1 PhD student in English Language Department, Tabriz Branch, Islamic Azad University, Tabriz, Iran

2 Assistant Professor, Department of English, Tabriz Branch, Islamic Azad University, Tabriz, Iran

3 Assistant Professor, Department of English, Tabriz Branch, Islamic Azad University, Tabriz,, Iran.


The purpose of this study was to find the Iranian less and more experienced EFL teachers' beliefs in marking students' errors in writing, their preferred types of written corrective feedback, the most useful kind of teachers' written error correction feedback, and the differences between what they believe and what they actually do in giving feedback. The study was done by the cooperation of 120 available university teachers (53 less experienced and 67 more experienced) teaching writing to EFL learners at different universities in Iran.
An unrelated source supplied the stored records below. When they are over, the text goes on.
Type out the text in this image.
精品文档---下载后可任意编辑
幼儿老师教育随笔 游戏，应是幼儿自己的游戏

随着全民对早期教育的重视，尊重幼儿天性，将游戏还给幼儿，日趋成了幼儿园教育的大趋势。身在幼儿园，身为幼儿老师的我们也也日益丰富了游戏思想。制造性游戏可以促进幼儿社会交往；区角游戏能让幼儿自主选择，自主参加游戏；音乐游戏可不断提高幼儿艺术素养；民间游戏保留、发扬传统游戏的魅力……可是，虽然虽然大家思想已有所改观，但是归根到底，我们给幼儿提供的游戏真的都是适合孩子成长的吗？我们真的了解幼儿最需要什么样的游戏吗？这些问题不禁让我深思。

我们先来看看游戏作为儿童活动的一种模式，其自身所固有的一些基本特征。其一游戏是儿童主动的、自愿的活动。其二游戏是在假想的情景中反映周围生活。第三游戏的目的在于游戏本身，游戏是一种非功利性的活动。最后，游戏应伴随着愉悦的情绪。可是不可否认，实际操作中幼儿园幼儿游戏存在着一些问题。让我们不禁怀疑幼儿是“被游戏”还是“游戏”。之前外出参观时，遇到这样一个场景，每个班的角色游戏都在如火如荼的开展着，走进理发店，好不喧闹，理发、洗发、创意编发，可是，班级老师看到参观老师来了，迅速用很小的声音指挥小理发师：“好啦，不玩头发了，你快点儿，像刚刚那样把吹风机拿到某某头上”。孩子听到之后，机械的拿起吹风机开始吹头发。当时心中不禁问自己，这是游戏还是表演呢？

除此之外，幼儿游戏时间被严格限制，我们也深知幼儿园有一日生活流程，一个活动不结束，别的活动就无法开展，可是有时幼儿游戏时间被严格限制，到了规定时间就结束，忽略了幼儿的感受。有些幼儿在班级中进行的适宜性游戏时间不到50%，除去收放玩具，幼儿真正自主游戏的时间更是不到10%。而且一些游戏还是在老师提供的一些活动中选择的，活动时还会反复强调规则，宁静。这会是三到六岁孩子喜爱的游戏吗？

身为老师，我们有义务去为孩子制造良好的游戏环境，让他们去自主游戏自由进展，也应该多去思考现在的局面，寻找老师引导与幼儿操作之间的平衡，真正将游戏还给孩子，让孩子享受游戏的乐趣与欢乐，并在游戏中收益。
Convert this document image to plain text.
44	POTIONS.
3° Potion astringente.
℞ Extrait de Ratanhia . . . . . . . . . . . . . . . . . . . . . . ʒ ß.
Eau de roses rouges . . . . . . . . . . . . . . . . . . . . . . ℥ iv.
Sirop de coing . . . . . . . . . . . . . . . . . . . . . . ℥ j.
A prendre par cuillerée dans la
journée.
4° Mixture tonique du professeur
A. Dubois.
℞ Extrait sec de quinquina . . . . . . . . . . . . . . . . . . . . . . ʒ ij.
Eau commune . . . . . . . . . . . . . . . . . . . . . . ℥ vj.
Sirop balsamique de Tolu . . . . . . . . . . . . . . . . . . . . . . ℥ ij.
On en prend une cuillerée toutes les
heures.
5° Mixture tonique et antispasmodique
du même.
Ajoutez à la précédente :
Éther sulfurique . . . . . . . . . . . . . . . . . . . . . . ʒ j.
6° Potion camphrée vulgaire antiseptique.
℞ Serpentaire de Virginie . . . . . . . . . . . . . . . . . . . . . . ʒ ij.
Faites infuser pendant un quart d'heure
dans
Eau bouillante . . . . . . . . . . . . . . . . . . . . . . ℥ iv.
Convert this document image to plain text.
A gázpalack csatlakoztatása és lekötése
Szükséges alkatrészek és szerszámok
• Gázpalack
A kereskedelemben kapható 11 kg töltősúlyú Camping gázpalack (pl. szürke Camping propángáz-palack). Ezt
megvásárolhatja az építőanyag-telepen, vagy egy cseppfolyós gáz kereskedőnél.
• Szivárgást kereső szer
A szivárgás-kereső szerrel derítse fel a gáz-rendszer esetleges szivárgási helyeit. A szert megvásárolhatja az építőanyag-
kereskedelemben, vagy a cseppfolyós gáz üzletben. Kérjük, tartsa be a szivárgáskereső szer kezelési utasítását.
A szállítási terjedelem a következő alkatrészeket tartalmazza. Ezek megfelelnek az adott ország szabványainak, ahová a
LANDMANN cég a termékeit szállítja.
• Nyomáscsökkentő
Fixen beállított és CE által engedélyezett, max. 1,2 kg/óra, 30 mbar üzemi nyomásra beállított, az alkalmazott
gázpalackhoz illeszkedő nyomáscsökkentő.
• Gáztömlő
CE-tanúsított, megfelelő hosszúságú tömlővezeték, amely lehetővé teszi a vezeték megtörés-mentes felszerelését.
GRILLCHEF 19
A written feedback questionnaire was employed in this descriptive survey in which both quantitative (closed-ended questions and paper investigation) and qualitative (open-ended questions) ways of data collection were used. Descriptive statistics including frequency and percentage were estimated in the quantitative data analysis. The results revealed that in error marking and in finding the most useful kind of error correction, less and more experienced teachers had different preferences; and for pointing out the errors, they also had different ideas. The reviewing of the open-ended questions for the qualitative data showed no belief discrepancies in teachers’ responses to the closed-ended items and open-ended questions of the questionnaire. However, the investigation of teachers’ error correction on learners’ actual papers indicated that both groups’ beliefs were different from their actual paper correction. The implications of the study are for teachers, policymakers, and decision-makers in educational settings.